NFL Eastern Conference
| view; talk; edit; | W | L | T | PCT | CONF | PF | PA | STK |
| Dallas Cowboys | 10 | 3 | 1 | .769 | 9–3–1 | 445 | 239 | W1 |
| Cleveland Browns | 9 | 5 | 0 | .643 | 9–4 | 403 | 259 | W1 |
| Philadelphia Eagles | 9 | 5 | 0 | .643 | 8–5 | 326 | 340 | W4 |
| St.
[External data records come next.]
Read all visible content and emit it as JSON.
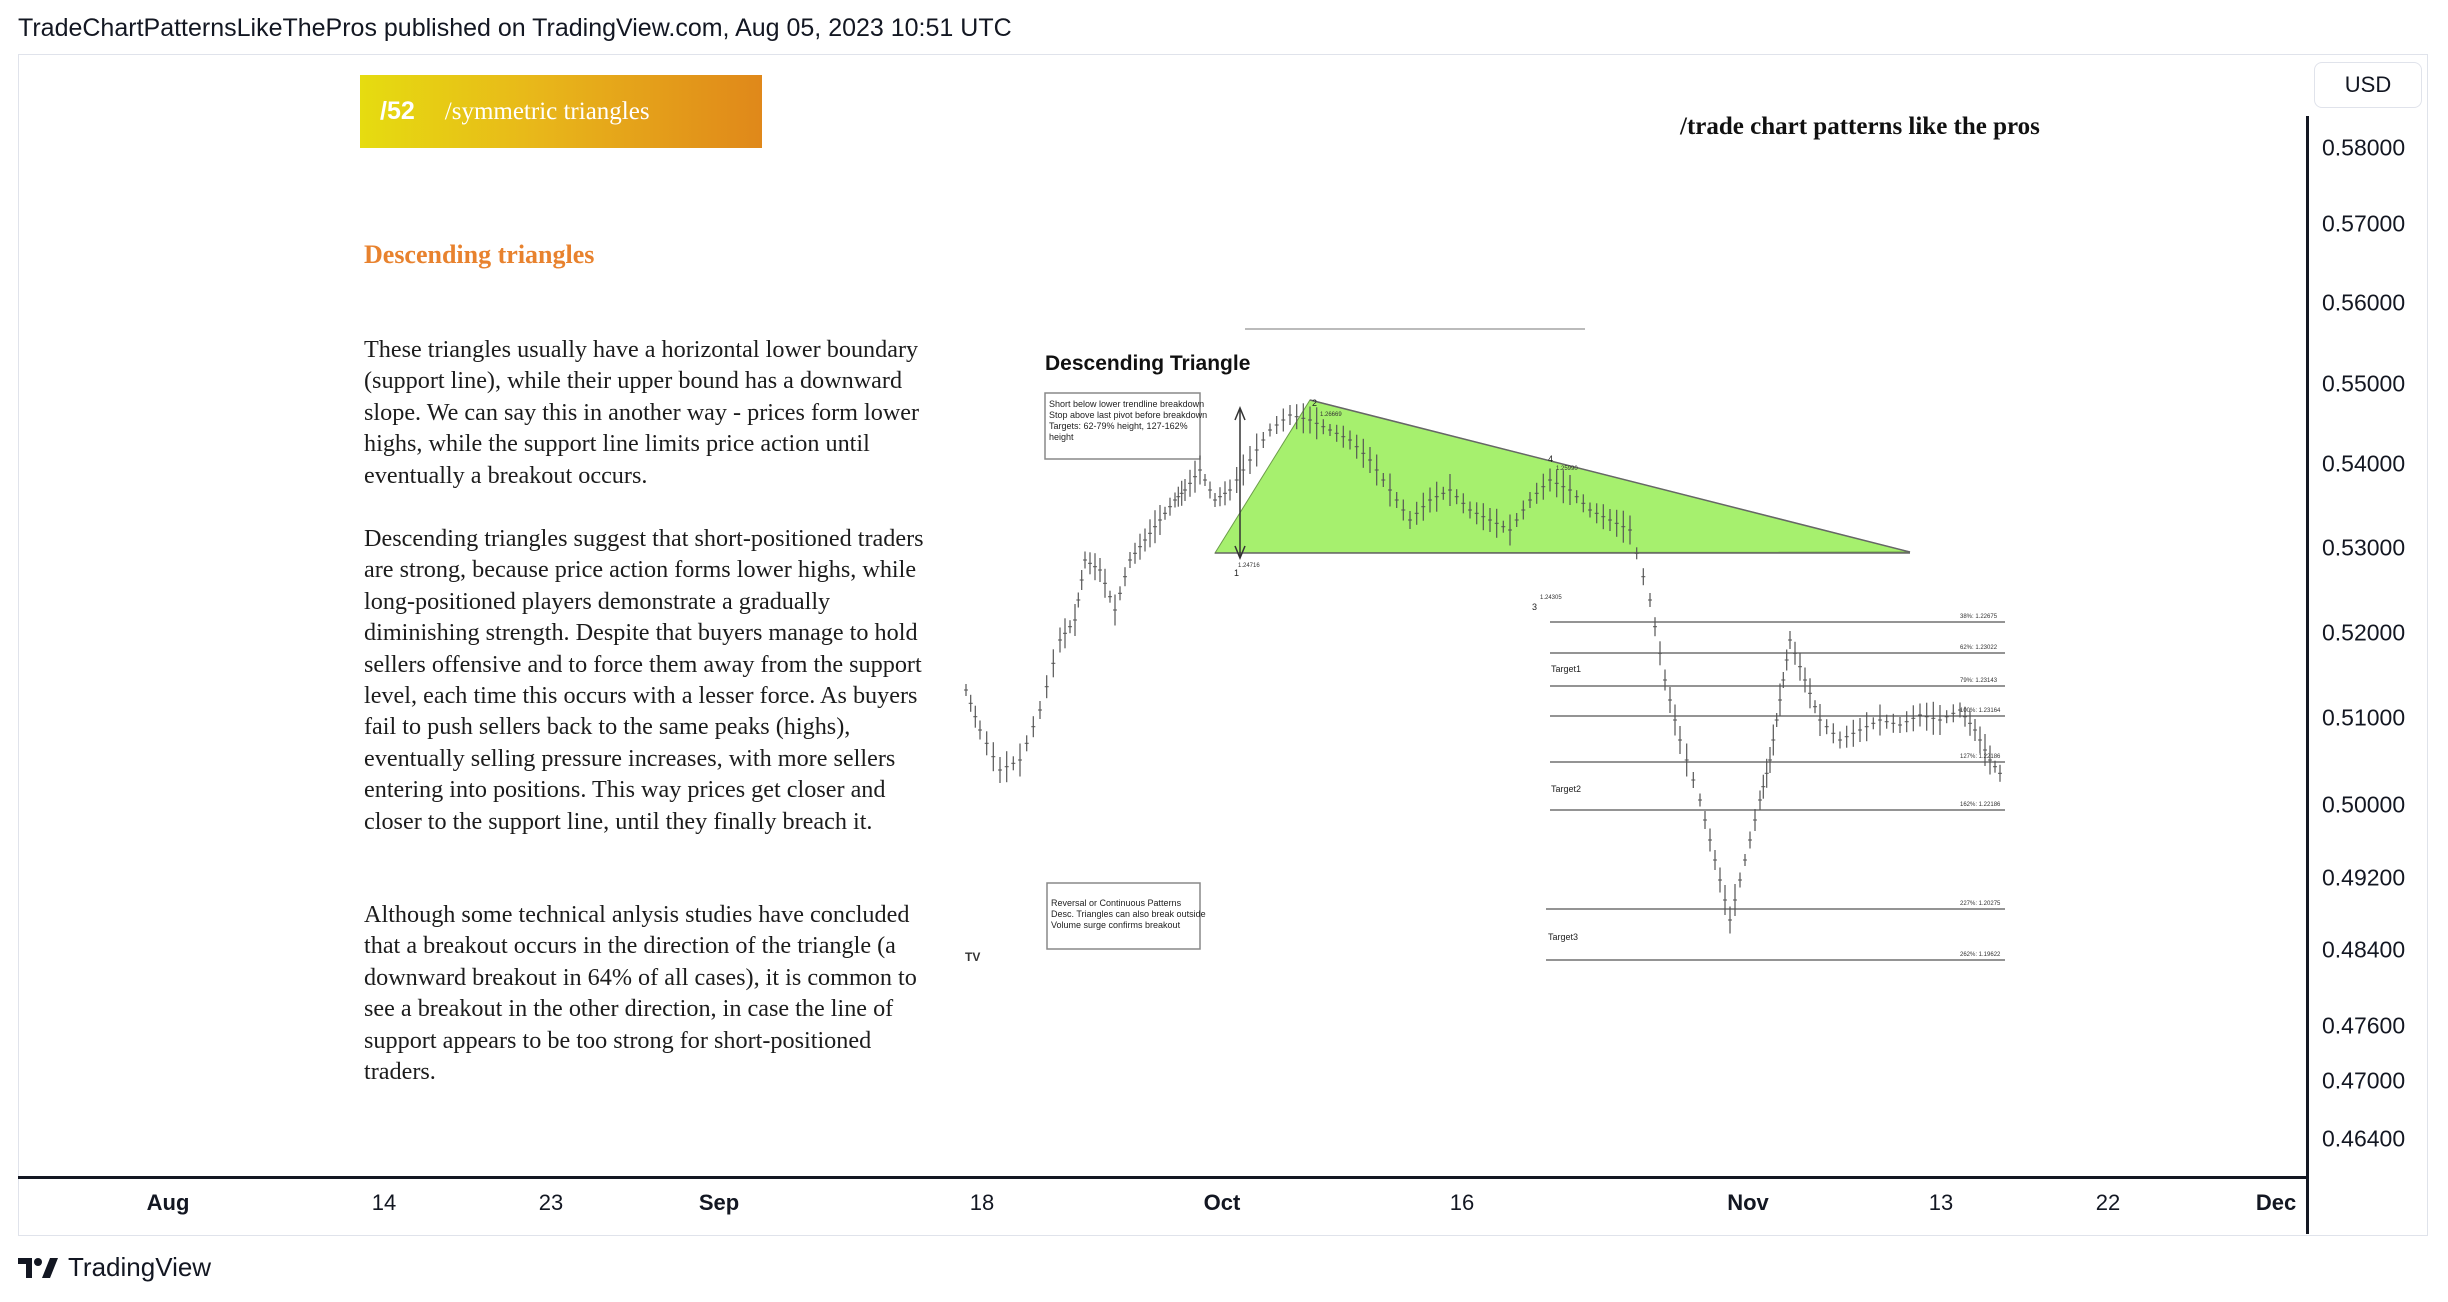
{
  "header": {
    "published_line": "TradeChartPatternsLikeThePros published on TradingView.com, Aug 05, 2023 10:51 UTC"
  },
  "price_axis": {
    "currency": "USD",
    "labels": [
      "0.58000",
      "0.57000",
      "0.56000",
      "0.55000",
      "0.54000",
      "0.53000",
      "0.52000",
      "0.51000",
      "0.50000",
      "0.49200",
      "0.48400",
      "0.47600",
      "0.47000",
      "0.46400"
    ]
  },
  "time_axis": {
    "labels": [
      "Aug",
      "14",
      "23",
      "Sep",
      "18",
      "Oct",
      "16",
      "Nov",
      "13",
      "22",
      "Dec"
    ]
  },
  "footer": {
    "brand": "TradingView"
  },
  "slide": {
    "banner_number": "/52",
    "banner_title": "/symmetric triangles",
    "brand_title": "/trade chart patterns like the pros",
    "heading": "Descending triangles",
    "paragraphs": [
      "These triangles usually have a horizontal lower boundary (support line), while their upper bound has a downward slope. We can say this in another way - prices form lower highs, while the support line limits price action until eventually a breakout occurs.",
      "Descending triangles suggest that short-positioned traders are strong, because price action forms lower highs, while long-positioned players demonstrate a gradually diminishing strength. Despite that buyers manage to hold sellers offensive and to force them away from the support level, each time this occurs with a lesser force. As buyers fail to push sellers back to the same peaks (highs), eventually selling pressure increases, with more sellers entering into positions. This way prices get closer and closer to the support line, until they finally breach it.",
      "Although some technical anlysis studies have concluded that a breakout occurs in the direction of the triangle (a downward breakout in 64% of all cases), it is common to see a breakout in the other direction, in case the line of support appears to be too strong for short-positioned traders."
    ]
  },
  "inner_chart": {
    "title": "Descending Triangle",
    "note_box_1": [
      "Short below lower trendline breakdown",
      "Stop above last pivot before breakdown",
      "Targets: 62-79% height, 127-162%",
      "height"
    ],
    "note_box_2": [
      "Reversal or Continuous Patterns",
      "Desc. Triangles can also break outside",
      "Volume surge confirms breakout"
    ],
    "pivot_labels": [
      "1",
      "2",
      "3",
      "4"
    ],
    "pivot_values": [
      "1.24716",
      "1.26669",
      "1.24305",
      "1.25990"
    ],
    "targets": [
      "Target1",
      "Target2",
      "Target3"
    ],
    "fib_labels": [
      "38%: 1.22675",
      "62%: 1.23022",
      "79%: 1.23143",
      "100%: 1.23164",
      "127%: 1.22186",
      "162%: 1.22186",
      "227%: 1.20275",
      "262%: 1.19622"
    ],
    "colors": {
      "triangle_fill": "#a6f06e",
      "triangle_edge": "#6c9c4a",
      "lines": "#555555"
    }
  }
}
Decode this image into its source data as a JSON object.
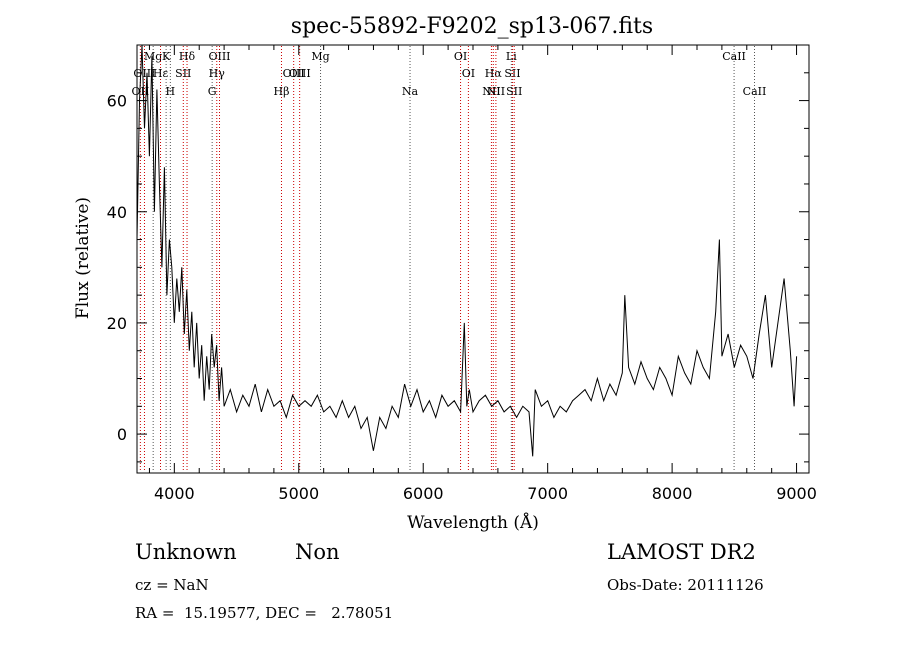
{
  "chart_data": {
    "type": "line",
    "title": "spec-55892-F9202_sp13-067.fits",
    "xlabel": "Wavelength (Å)",
    "ylabel": "Flux (relative)",
    "xlim": [
      3700,
      9100
    ],
    "ylim": [
      -7,
      70
    ],
    "xticks": [
      4000,
      5000,
      6000,
      7000,
      8000,
      9000
    ],
    "yticks": [
      0,
      20,
      40,
      60
    ],
    "grid": false,
    "line_color": "#000000",
    "marker_colors": {
      "emission": "#cc0000",
      "absorption": "#555555"
    },
    "series": [
      {
        "x": [
          3700,
          3720,
          3740,
          3760,
          3780,
          3800,
          3820,
          3840,
          3860,
          3880,
          3900,
          3920,
          3940,
          3960,
          3980,
          4000,
          4020,
          4040,
          4060,
          4080,
          4100,
          4120,
          4140,
          4160,
          4180,
          4200,
          4220,
          4240,
          4260,
          4280,
          4300,
          4320,
          4340,
          4360,
          4380,
          4400,
          4450,
          4500,
          4550,
          4600,
          4650,
          4700,
          4750,
          4800,
          4850,
          4900,
          4950,
          5000,
          5050,
          5100,
          5150,
          5200,
          5250,
          5300,
          5350,
          5400,
          5450,
          5500,
          5550,
          5600,
          5650,
          5700,
          5750,
          5800,
          5850,
          5900,
          5950,
          6000,
          6050,
          6100,
          6150,
          6200,
          6250,
          6300,
          6330,
          6350,
          6370,
          6400,
          6450,
          6500,
          6550,
          6600,
          6650,
          6700,
          6750,
          6800,
          6850,
          6880,
          6900,
          6950,
          7000,
          7050,
          7100,
          7150,
          7200,
          7250,
          7300,
          7350,
          7400,
          7450,
          7500,
          7550,
          7600,
          7620,
          7650,
          7700,
          7750,
          7800,
          7850,
          7900,
          7950,
          8000,
          8050,
          8100,
          8150,
          8200,
          8250,
          8300,
          8350,
          8380,
          8400,
          8450,
          8500,
          8550,
          8600,
          8650,
          8700,
          8750,
          8800,
          8850,
          8900,
          8950,
          8980,
          9000
        ],
        "y": [
          35,
          60,
          70,
          55,
          65,
          50,
          68,
          40,
          62,
          45,
          30,
          48,
          25,
          35,
          30,
          20,
          28,
          22,
          30,
          18,
          26,
          15,
          22,
          12,
          20,
          10,
          16,
          6,
          14,
          8,
          18,
          12,
          16,
          6,
          12,
          5,
          8,
          4,
          7,
          5,
          9,
          4,
          8,
          5,
          6,
          3,
          7,
          5,
          6,
          5,
          7,
          4,
          5,
          3,
          6,
          3,
          5,
          1,
          3,
          -3,
          3,
          1,
          5,
          3,
          9,
          5,
          8,
          4,
          6,
          3,
          7,
          5,
          6,
          4,
          20,
          5,
          8,
          4,
          6,
          7,
          5,
          6,
          4,
          5,
          3,
          5,
          4,
          -4,
          8,
          5,
          6,
          3,
          5,
          4,
          6,
          7,
          8,
          6,
          10,
          6,
          9,
          7,
          11,
          25,
          12,
          9,
          13,
          10,
          8,
          12,
          10,
          7,
          14,
          11,
          9,
          15,
          12,
          10,
          22,
          35,
          14,
          18,
          12,
          16,
          14,
          10,
          18,
          25,
          12,
          20,
          28,
          15,
          5,
          14
        ]
      }
    ],
    "line_markers": [
      {
        "label": "OII",
        "x": 3727,
        "row": 3,
        "kind": "emission"
      },
      {
        "label": "OIII",
        "x": 3760,
        "row": 2,
        "kind": "emission"
      },
      {
        "label": "Mg",
        "x": 3830,
        "row": 1,
        "kind": "absorption"
      },
      {
        "label": "Hε",
        "x": 3889,
        "row": 2,
        "kind": "emission"
      },
      {
        "label": "K",
        "x": 3934,
        "row": 1,
        "kind": "absorption"
      },
      {
        "label": "H",
        "x": 3968,
        "row": 3,
        "kind": "absorption"
      },
      {
        "label": "Hδ",
        "x": 4102,
        "row": 1,
        "kind": "emission"
      },
      {
        "label": "SII",
        "x": 4072,
        "row": 2,
        "kind": "emission"
      },
      {
        "label": "G",
        "x": 4304,
        "row": 3,
        "kind": "absorption"
      },
      {
        "label": "Hγ",
        "x": 4341,
        "row": 2,
        "kind": "emission"
      },
      {
        "label": "OIII",
        "x": 4363,
        "row": 1,
        "kind": "emission"
      },
      {
        "label": "Hβ",
        "x": 4861,
        "row": 3,
        "kind": "emission"
      },
      {
        "label": "OIII",
        "x": 4959,
        "row": 2,
        "kind": "emission"
      },
      {
        "label": "OIII",
        "x": 5007,
        "row": 2,
        "kind": "emission"
      },
      {
        "label": "Mg",
        "x": 5175,
        "row": 1,
        "kind": "absorption"
      },
      {
        "label": "Na",
        "x": 5894,
        "row": 3,
        "kind": "absorption"
      },
      {
        "label": "OI",
        "x": 6300,
        "row": 1,
        "kind": "emission"
      },
      {
        "label": "OI",
        "x": 6363,
        "row": 2,
        "kind": "emission"
      },
      {
        "label": "NII",
        "x": 6548,
        "row": 3,
        "kind": "emission"
      },
      {
        "label": "Hα",
        "x": 6563,
        "row": 2,
        "kind": "emission"
      },
      {
        "label": "NII",
        "x": 6584,
        "row": 3,
        "kind": "emission"
      },
      {
        "label": "Li",
        "x": 6708,
        "row": 1,
        "kind": "absorption"
      },
      {
        "label": "SII",
        "x": 6717,
        "row": 2,
        "kind": "emission"
      },
      {
        "label": "SII",
        "x": 6731,
        "row": 3,
        "kind": "emission"
      },
      {
        "label": "CaII",
        "x": 8498,
        "row": 1,
        "kind": "absorption"
      },
      {
        "label": "CaII",
        "x": 8662,
        "row": 3,
        "kind": "absorption"
      }
    ]
  },
  "footer": {
    "class_label": "Unknown",
    "subclass_label": "Non",
    "survey": "LAMOST DR2",
    "redshift": "cz = NaN",
    "obs_date": "Obs-Date: 20111126",
    "coords": "RA =  15.19577, DEC =   2.78051"
  }
}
Louis Cardinals | 8 | 5 | 1 | .615 | 7–5–1 | 264 | 265 | L3 |
| Washington Redskins | 7 | 7 | 0 | .500 | 7–6 | 351 | 355 | L1 |
| Pittsburgh Steelers | 5 | 8 | 1 | .385 | 4–8–1 | 316 | 347 | W2 |
| Atlanta Falcons | 3 | 11 | 0 | .214 | 2–5 | 204 | 437 | L1 |
| New York Giants | 1 | 12 | 1 | .077 | 1–11–1 | 263 | 501 | L8 |

==Awards, records, and honors==
Most points in a single game in regular season NFL history.